I suspect that President Obama received nothing from Saudi Arabia's King Abdullah but a medal and Arab coffee with cardamom. At least that's how the monarch's advisers took pains to make it seem. Apparently, the American visitor wanted a tiny gesture to show to Bibi Netanyahu. The most often cited was that perhaps the Saudi would open an "interest section" in Tel Aviv. It didn't go.

Or, as a Reuters dispatch from the kingdom reported, "A Saudi adviser said it was 'completely unrealistic' to expect any concession from Riyadh, at least until Israel stopped all settlement construction and accepted the Arab peace plan."

The mickey finn in the Arab peace plan is, of course, that the Palestinian refugees, now into their fourth generation, be resettled in Israel. Yup, that's a peace plan, alright. Not, to be sure, all five million of them, which is how U.N.R.W.A counts them.

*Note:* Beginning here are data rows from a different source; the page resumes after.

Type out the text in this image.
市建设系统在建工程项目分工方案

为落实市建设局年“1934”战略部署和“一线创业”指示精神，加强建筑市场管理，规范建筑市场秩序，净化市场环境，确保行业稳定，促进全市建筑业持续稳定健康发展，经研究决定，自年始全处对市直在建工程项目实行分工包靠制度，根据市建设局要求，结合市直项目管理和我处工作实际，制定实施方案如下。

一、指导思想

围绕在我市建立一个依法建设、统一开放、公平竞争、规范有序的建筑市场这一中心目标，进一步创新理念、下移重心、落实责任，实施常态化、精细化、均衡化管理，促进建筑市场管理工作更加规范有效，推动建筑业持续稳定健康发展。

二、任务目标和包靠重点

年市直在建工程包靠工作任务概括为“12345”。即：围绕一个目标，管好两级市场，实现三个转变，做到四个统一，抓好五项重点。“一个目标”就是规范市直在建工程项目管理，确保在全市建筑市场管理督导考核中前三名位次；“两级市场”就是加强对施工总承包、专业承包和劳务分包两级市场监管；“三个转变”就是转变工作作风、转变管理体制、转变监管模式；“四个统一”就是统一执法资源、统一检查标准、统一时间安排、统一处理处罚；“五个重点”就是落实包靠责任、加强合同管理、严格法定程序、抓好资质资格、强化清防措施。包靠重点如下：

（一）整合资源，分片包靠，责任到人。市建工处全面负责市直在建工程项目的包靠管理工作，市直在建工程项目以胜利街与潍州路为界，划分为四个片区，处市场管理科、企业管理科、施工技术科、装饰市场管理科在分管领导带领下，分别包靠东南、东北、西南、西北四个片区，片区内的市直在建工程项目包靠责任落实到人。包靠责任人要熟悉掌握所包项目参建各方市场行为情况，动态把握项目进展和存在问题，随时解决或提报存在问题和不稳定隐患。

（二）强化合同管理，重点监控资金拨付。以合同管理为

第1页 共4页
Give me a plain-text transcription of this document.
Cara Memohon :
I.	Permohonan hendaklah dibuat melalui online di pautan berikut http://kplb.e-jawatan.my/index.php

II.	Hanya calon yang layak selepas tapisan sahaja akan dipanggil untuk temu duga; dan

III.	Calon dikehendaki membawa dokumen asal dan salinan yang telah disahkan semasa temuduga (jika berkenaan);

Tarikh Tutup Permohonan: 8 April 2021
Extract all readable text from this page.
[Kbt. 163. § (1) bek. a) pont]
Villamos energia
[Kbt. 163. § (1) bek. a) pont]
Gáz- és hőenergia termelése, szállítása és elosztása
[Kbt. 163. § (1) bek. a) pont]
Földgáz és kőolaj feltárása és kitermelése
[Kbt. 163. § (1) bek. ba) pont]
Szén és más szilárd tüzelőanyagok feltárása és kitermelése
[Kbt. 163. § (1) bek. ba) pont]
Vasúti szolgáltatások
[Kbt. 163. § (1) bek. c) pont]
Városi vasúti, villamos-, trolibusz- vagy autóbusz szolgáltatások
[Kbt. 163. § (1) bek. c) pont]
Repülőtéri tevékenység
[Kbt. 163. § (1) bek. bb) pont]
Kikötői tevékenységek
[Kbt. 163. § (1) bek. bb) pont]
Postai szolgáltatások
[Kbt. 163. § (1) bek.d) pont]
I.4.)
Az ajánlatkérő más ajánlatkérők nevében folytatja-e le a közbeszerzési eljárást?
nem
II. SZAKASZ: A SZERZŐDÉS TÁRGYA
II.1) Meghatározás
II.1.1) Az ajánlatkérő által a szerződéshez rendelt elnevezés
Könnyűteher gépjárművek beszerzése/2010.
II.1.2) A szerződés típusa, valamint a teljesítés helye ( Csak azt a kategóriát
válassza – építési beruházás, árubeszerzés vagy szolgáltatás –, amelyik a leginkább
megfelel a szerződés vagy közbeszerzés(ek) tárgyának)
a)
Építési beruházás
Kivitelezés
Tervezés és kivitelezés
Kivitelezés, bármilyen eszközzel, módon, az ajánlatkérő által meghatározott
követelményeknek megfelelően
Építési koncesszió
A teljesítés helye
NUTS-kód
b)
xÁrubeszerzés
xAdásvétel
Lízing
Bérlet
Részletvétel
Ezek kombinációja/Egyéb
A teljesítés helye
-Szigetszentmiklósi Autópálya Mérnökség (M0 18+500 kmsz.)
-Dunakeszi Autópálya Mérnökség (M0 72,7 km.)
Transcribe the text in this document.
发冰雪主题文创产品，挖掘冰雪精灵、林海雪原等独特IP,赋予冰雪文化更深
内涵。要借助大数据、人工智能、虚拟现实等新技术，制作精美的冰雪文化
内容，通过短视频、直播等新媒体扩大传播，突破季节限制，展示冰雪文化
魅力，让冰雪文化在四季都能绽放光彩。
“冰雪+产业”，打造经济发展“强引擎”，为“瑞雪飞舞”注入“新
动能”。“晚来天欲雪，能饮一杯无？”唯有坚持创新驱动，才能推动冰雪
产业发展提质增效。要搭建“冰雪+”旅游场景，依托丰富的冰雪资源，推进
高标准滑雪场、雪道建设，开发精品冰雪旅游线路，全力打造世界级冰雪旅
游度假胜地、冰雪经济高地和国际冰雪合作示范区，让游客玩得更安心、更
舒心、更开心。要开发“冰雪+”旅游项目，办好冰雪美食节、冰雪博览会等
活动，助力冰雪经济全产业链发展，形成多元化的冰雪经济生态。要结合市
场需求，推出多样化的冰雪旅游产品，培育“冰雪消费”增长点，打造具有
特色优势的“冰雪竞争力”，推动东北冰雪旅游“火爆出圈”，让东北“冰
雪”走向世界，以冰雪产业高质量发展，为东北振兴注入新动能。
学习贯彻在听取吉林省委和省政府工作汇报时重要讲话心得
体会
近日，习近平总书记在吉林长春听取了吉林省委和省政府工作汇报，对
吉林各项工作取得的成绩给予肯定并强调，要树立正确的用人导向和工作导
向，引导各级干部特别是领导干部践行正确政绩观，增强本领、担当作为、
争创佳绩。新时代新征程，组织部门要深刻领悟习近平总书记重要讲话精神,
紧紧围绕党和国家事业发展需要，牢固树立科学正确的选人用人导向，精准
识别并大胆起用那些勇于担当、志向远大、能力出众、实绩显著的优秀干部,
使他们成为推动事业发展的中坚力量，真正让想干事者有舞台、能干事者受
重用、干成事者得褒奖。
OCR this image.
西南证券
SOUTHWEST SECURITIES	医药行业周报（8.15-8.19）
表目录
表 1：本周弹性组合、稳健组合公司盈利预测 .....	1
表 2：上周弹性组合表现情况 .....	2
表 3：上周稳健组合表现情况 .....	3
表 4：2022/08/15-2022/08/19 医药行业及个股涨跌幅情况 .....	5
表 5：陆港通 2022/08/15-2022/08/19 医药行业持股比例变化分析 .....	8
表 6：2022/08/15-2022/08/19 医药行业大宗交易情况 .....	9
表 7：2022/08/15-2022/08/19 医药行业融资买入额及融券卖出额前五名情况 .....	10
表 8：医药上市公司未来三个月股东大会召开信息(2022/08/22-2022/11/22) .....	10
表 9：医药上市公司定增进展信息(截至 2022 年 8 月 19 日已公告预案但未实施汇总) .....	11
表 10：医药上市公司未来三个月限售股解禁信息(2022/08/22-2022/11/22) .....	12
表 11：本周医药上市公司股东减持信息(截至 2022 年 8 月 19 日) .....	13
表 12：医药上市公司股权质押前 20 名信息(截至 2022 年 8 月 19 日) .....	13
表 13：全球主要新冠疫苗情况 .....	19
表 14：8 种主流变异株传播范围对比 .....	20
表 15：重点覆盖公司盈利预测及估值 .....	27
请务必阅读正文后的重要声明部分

So what did the president say about all this? Well, he was a bit squishy, not really demanding as he was to the Israelis.  But he did make an important point, at least to the BBC:  "I think we have not seen a lot of potential gestures from other Arab states, or from the Palestinians, that might deal with some of the Israeli concerns."  What would a potential gesture look like?

Perhaps Obama would be satisfied if Netanyahu offered some "potential gestures."